José Abrão
Goiânia – A publicitária Anna Flávia de Castro é mais conhecida agora por outro nome: Maria Malasangre. A DJ goianiense volta à terrinha para tocar um set nesta sexta-feira (21/2) no Shiva Alt Bar, em Goiânia, após se tornar uma cidadã do mundo. Desde 2011, morou em São Paulo, Buenos Aires e diversos países latino-americanos antes de ir para Barcelona, na Espanha, e, mais recentemente, se instalar no Marrocos, onde fundou a primeira escola feminina de DJs do país.

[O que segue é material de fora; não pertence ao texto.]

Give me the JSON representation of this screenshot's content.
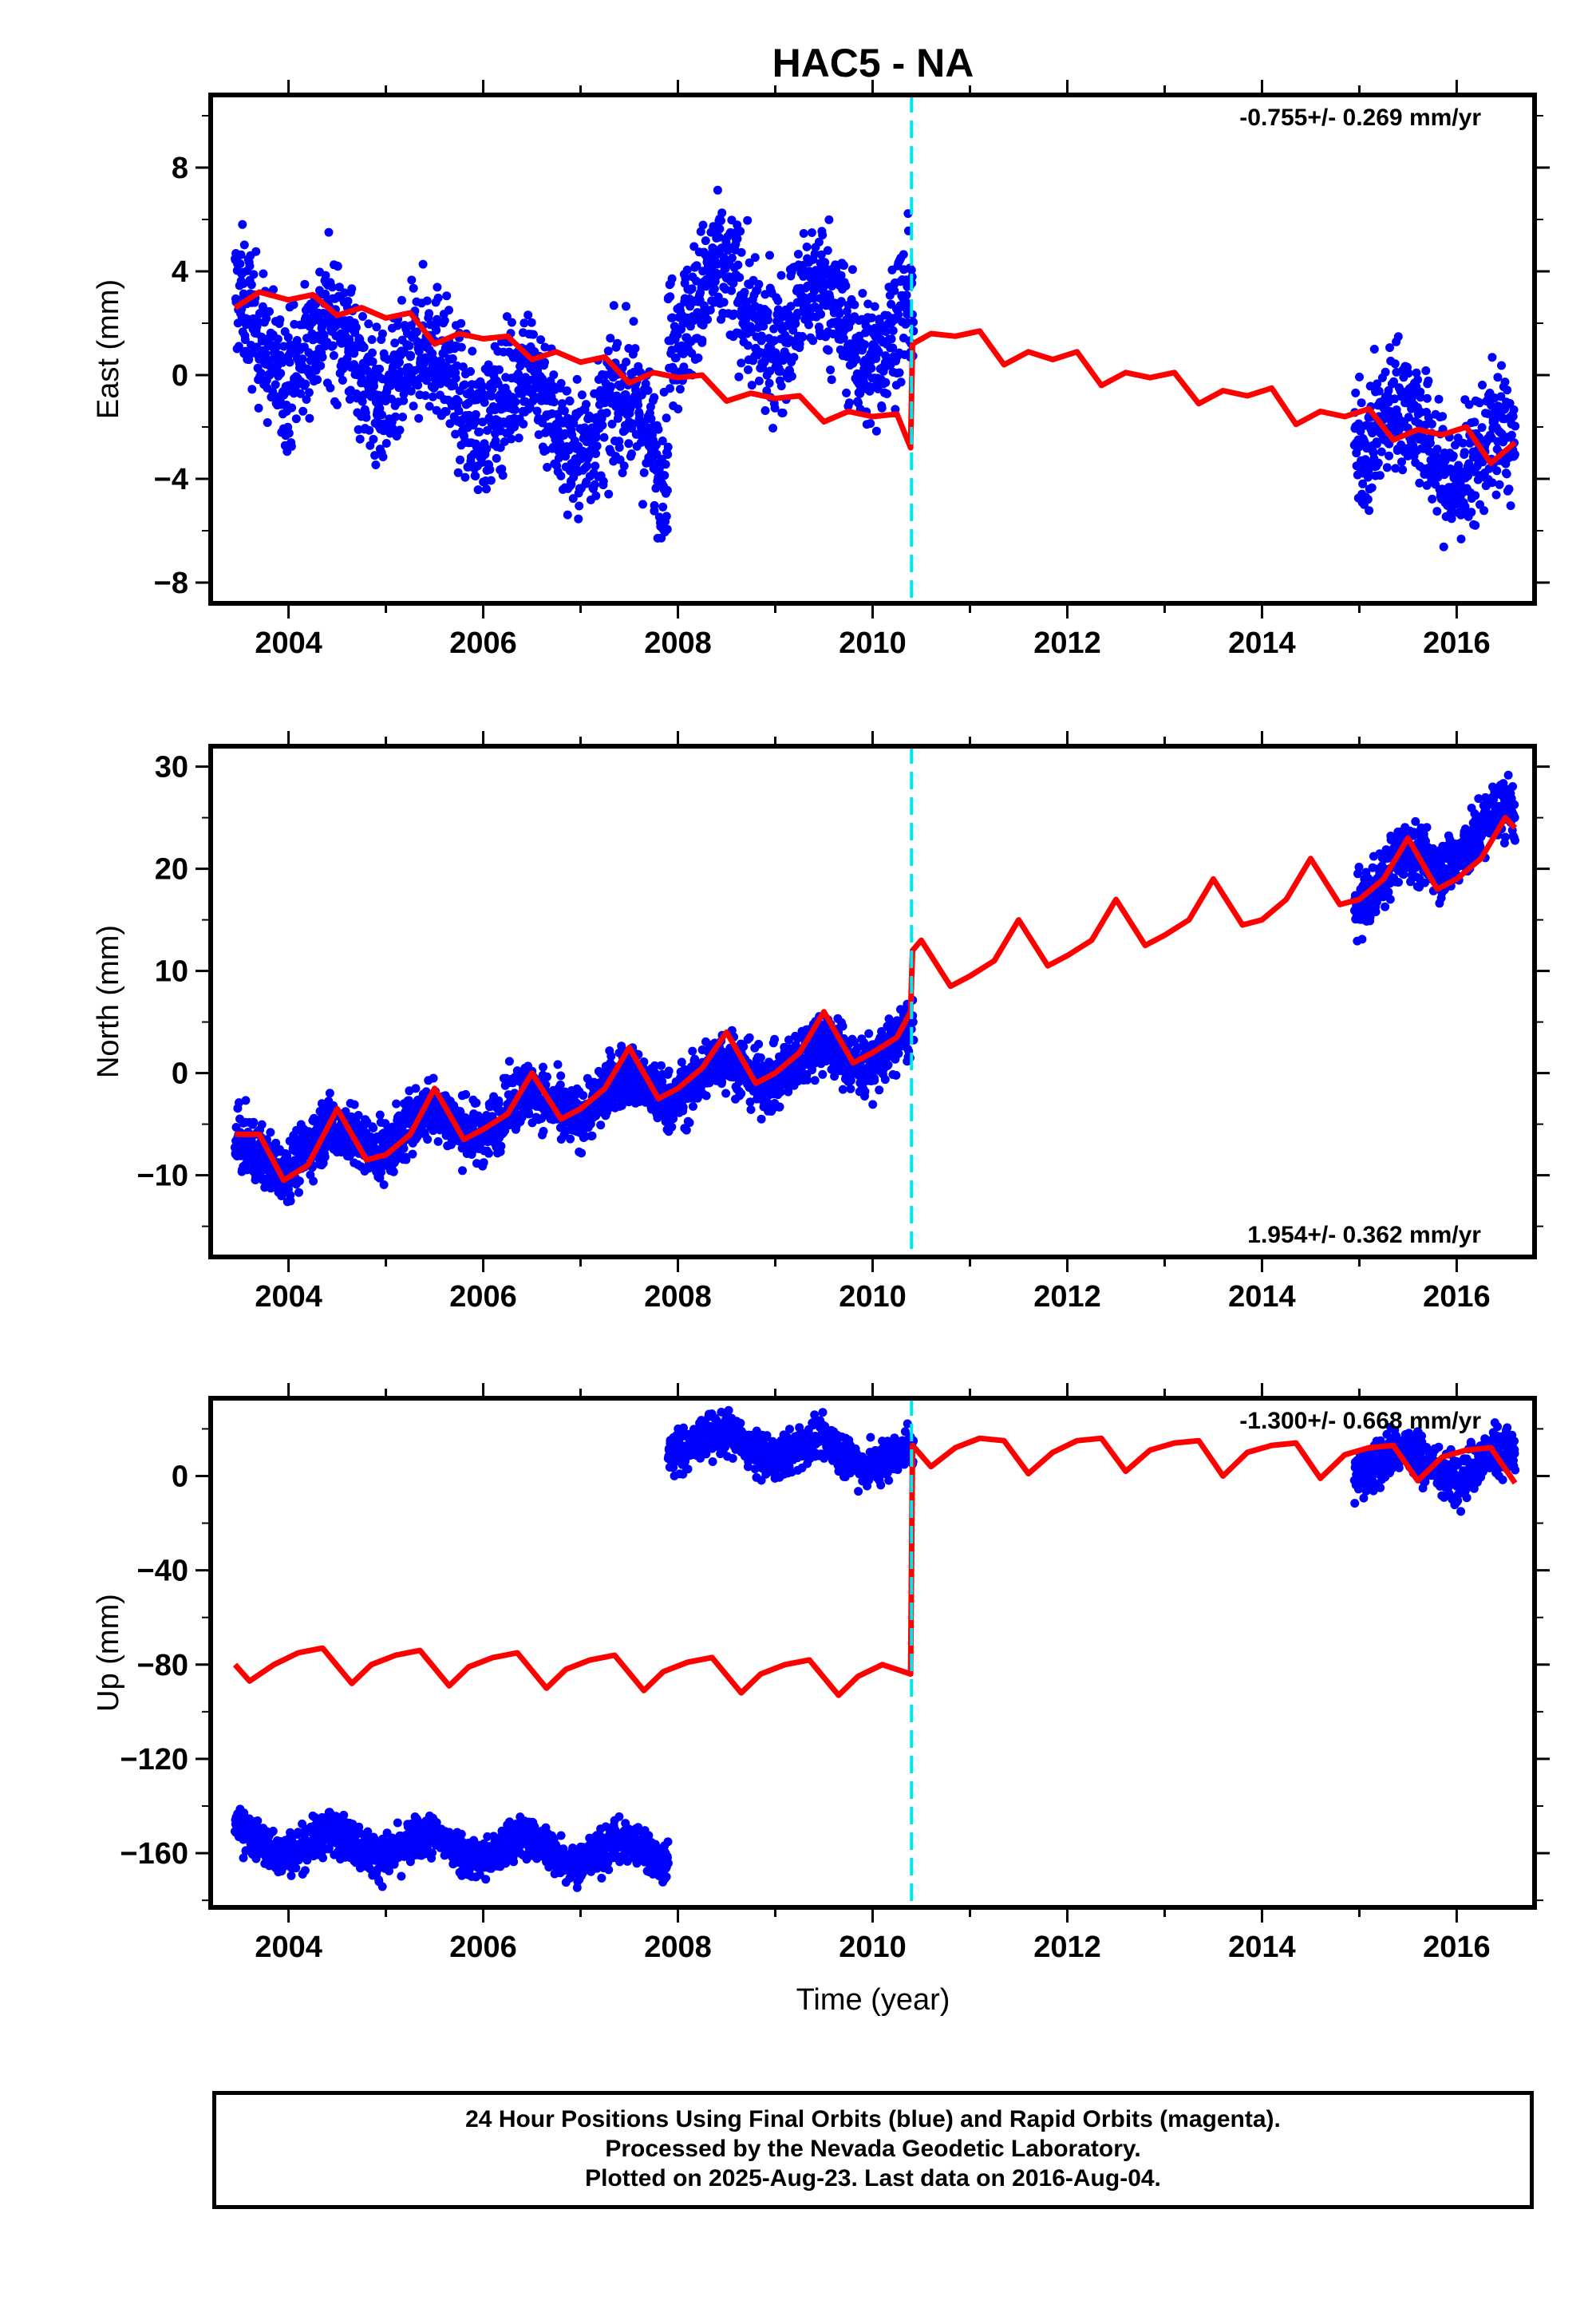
{
  "title": "HAC5 - NA",
  "xlabel": "Time (year)",
  "footer": {
    "line1": "24 Hour Positions Using Final Orbits (blue) and Rapid Orbits (magenta).",
    "line2": "Processed by the Nevada Geodetic Laboratory.",
    "line3": "Plotted on 2025-Aug-23. Last data on 2016-Aug-04."
  },
  "colors": {
    "data": "#0000ff",
    "model": "#ff0000",
    "break": "#00e5ee",
    "frame": "#000000"
  },
  "chart_data": [
    {
      "type": "scatter",
      "panel": "east",
      "ylabel": "East (mm)",
      "rate_label": "-0.755+/- 0.269 mm/yr",
      "rate_position": "top-right",
      "xlim": [
        2003.2,
        2016.8
      ],
      "ylim": [
        -8.8,
        10.8
      ],
      "xticks": [
        2004,
        2006,
        2008,
        2010,
        2012,
        2014,
        2016
      ],
      "yticks": [
        -8,
        -4,
        0,
        4,
        8
      ],
      "offset_epoch": 2010.4,
      "data_segments": [
        {
          "x": [
            2003.45,
            2007.9
          ],
          "trend": [
            1.8,
            -2.6
          ],
          "scatter": 1.7
        },
        {
          "x": [
            2007.9,
            2010.42
          ],
          "trend": [
            3.0,
            1.6
          ],
          "scatter": 1.7
        },
        {
          "x": [
            2014.95,
            2016.6
          ],
          "trend": [
            -1.8,
            -3.6
          ],
          "scatter": 1.6
        }
      ],
      "model": {
        "x": [
          2003.45,
          2003.7,
          2004.0,
          2004.25,
          2004.5,
          2004.75,
          2005.0,
          2005.25,
          2005.5,
          2005.75,
          2006.0,
          2006.25,
          2006.5,
          2006.75,
          2007.0,
          2007.25,
          2007.5,
          2007.75,
          2008.0,
          2008.25,
          2008.5,
          2008.75,
          2009.0,
          2009.25,
          2009.5,
          2009.75,
          2010.0,
          2010.25,
          2010.39,
          2010.41,
          2010.6,
          2010.85,
          2011.1,
          2011.35,
          2011.6,
          2011.85,
          2012.1,
          2012.35,
          2012.6,
          2012.85,
          2013.1,
          2013.35,
          2013.6,
          2013.85,
          2014.1,
          2014.35,
          2014.6,
          2014.85,
          2015.1,
          2015.35,
          2015.6,
          2015.85,
          2016.1,
          2016.35,
          2016.6
        ],
        "y": [
          2.6,
          3.2,
          2.9,
          3.1,
          2.3,
          2.6,
          2.2,
          2.4,
          1.2,
          1.6,
          1.4,
          1.5,
          0.6,
          0.9,
          0.5,
          0.7,
          -0.3,
          0.1,
          -0.1,
          0.0,
          -1.0,
          -0.7,
          -0.9,
          -0.8,
          -1.8,
          -1.4,
          -1.6,
          -1.5,
          -2.8,
          1.2,
          1.6,
          1.5,
          1.7,
          0.4,
          0.9,
          0.6,
          0.9,
          -0.4,
          0.1,
          -0.1,
          0.1,
          -1.1,
          -0.6,
          -0.8,
          -0.5,
          -1.9,
          -1.4,
          -1.6,
          -1.3,
          -2.5,
          -2.1,
          -2.3,
          -2.0,
          -3.4,
          -2.6
        ]
      }
    },
    {
      "type": "scatter",
      "panel": "north",
      "ylabel": "North (mm)",
      "rate_label": "1.954+/- 0.362 mm/yr",
      "rate_position": "bottom-right",
      "xlim": [
        2003.2,
        2016.8
      ],
      "ylim": [
        -18,
        32
      ],
      "xticks": [
        2004,
        2006,
        2008,
        2010,
        2012,
        2014,
        2016
      ],
      "yticks": [
        -10,
        0,
        10,
        20,
        30
      ],
      "offset_epoch": 2010.4,
      "data_segments": [
        {
          "x": [
            2003.45,
            2010.42
          ],
          "trend": [
            -8.5,
            3.0
          ],
          "scatter": 2.0
        },
        {
          "x": [
            2014.95,
            2016.6
          ],
          "trend": [
            17.5,
            25.0
          ],
          "scatter": 2.0
        }
      ],
      "model": {
        "x": [
          2003.45,
          2003.7,
          2003.95,
          2004.2,
          2004.5,
          2004.8,
          2005.0,
          2005.25,
          2005.5,
          2005.8,
          2006.0,
          2006.25,
          2006.5,
          2006.8,
          2007.0,
          2007.25,
          2007.5,
          2007.8,
          2008.0,
          2008.25,
          2008.5,
          2008.8,
          2009.0,
          2009.25,
          2009.5,
          2009.8,
          2010.0,
          2010.25,
          2010.39,
          2010.41,
          2010.5,
          2010.8,
          2011.0,
          2011.25,
          2011.5,
          2011.8,
          2012.0,
          2012.25,
          2012.5,
          2012.8,
          2013.0,
          2013.25,
          2013.5,
          2013.8,
          2014.0,
          2014.25,
          2014.5,
          2014.8,
          2015.0,
          2015.25,
          2015.5,
          2015.8,
          2016.0,
          2016.25,
          2016.5,
          2016.6
        ],
        "y": [
          -6.0,
          -6.0,
          -10.5,
          -9.0,
          -3.5,
          -8.5,
          -8.0,
          -6.0,
          -1.5,
          -6.5,
          -5.5,
          -4.0,
          0.0,
          -4.5,
          -3.5,
          -1.5,
          2.5,
          -2.5,
          -1.5,
          0.5,
          4.0,
          -1.0,
          0.0,
          2.0,
          6.0,
          1.0,
          2.0,
          3.5,
          6.0,
          12.0,
          13.0,
          8.5,
          9.5,
          11.0,
          15.0,
          10.5,
          11.5,
          13.0,
          17.0,
          12.5,
          13.5,
          15.0,
          19.0,
          14.5,
          15.0,
          17.0,
          21.0,
          16.5,
          17.0,
          19.0,
          23.0,
          18.0,
          19.0,
          21.0,
          25.0,
          24.0
        ]
      }
    },
    {
      "type": "scatter",
      "panel": "up",
      "ylabel": "Up (mm)",
      "rate_label": "-1.300+/- 0.668 mm/yr",
      "rate_position": "top-right",
      "xlim": [
        2003.2,
        2016.8
      ],
      "ylim": [
        -183,
        33
      ],
      "xticks": [
        2004,
        2006,
        2008,
        2010,
        2012,
        2014,
        2016
      ],
      "yticks": [
        -160,
        -120,
        -80,
        -40,
        0
      ],
      "offset_epoch": 2010.4,
      "data_segments": [
        {
          "x": [
            2003.45,
            2007.9
          ],
          "trend": [
            -155,
            -160
          ],
          "scatter": 6
        },
        {
          "x": [
            2007.9,
            2010.42
          ],
          "trend": [
            15,
            8
          ],
          "scatter": 6
        },
        {
          "x": [
            2014.95,
            2016.6
          ],
          "trend": [
            6,
            5
          ],
          "scatter": 7
        }
      ],
      "model": {
        "x": [
          2003.45,
          2003.6,
          2003.85,
          2004.1,
          2004.35,
          2004.65,
          2004.85,
          2005.1,
          2005.35,
          2005.65,
          2005.85,
          2006.1,
          2006.35,
          2006.65,
          2006.85,
          2007.1,
          2007.35,
          2007.65,
          2007.85,
          2008.1,
          2008.35,
          2008.65,
          2008.85,
          2009.1,
          2009.35,
          2009.65,
          2009.85,
          2010.1,
          2010.39,
          2010.41,
          2010.6,
          2010.85,
          2011.1,
          2011.35,
          2011.6,
          2011.85,
          2012.1,
          2012.35,
          2012.6,
          2012.85,
          2013.1,
          2013.35,
          2013.6,
          2013.85,
          2014.1,
          2014.35,
          2014.6,
          2014.85,
          2015.1,
          2015.35,
          2015.6,
          2015.85,
          2016.1,
          2016.35,
          2016.6
        ],
        "y": [
          -80,
          -87,
          -80,
          -75,
          -73,
          -88,
          -80,
          -76,
          -74,
          -89,
          -81,
          -77,
          -75,
          -90,
          -82,
          -78,
          -76,
          -91,
          -83,
          -79,
          -77,
          -92,
          -84,
          -80,
          -78,
          -93,
          -85,
          -80,
          -84,
          13,
          4,
          12,
          16,
          15,
          1,
          10,
          15,
          16,
          2,
          11,
          14,
          15,
          0,
          10,
          13,
          14,
          -1,
          9,
          12,
          13,
          -2,
          8,
          11,
          12,
          -3
        ]
      }
    }
  ]
}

A história começou na época em que ela cursava Design de Moda na Universidade Federal de Goiás (UFG) e decidiu fazer um curso na Argentina enquanto a faculdade estava em greve. “Nunca tinha morado em outra cidade. Nunca tinha morado em outro país. Era realmente muito goiana, tinha 20 anos, era ingênua e sem muito conhecimento do mundo lá fora. Aí vou para Buenos Aires para fazer esse curso, fico lá seis meses, e acabaram se transformando em sete anos”, conta.
Por lá, começou a trabalhar em albergues, bares, como fotógrafa em baladas e em tours com turistas enquanto fazia o curso. Ao longo dos anos, morou em 11 casas, sempre dividindo com outras pessoas. “Comecei a ter um contato muito grande com pessoas de outros países da América Latina, coisa que em Goiânia eu não tinha. Pessoas do Equador, do Chile, do México, da República Dominicana, enfim, isso começou a me abrir a cabeça para ritmos musicais, para comidas, coisas que eu não sacava. E agora, quando olho para trás, vejo que isso foi muito importante para o lugar em que me encontrei na música hoje em dia”, avalia.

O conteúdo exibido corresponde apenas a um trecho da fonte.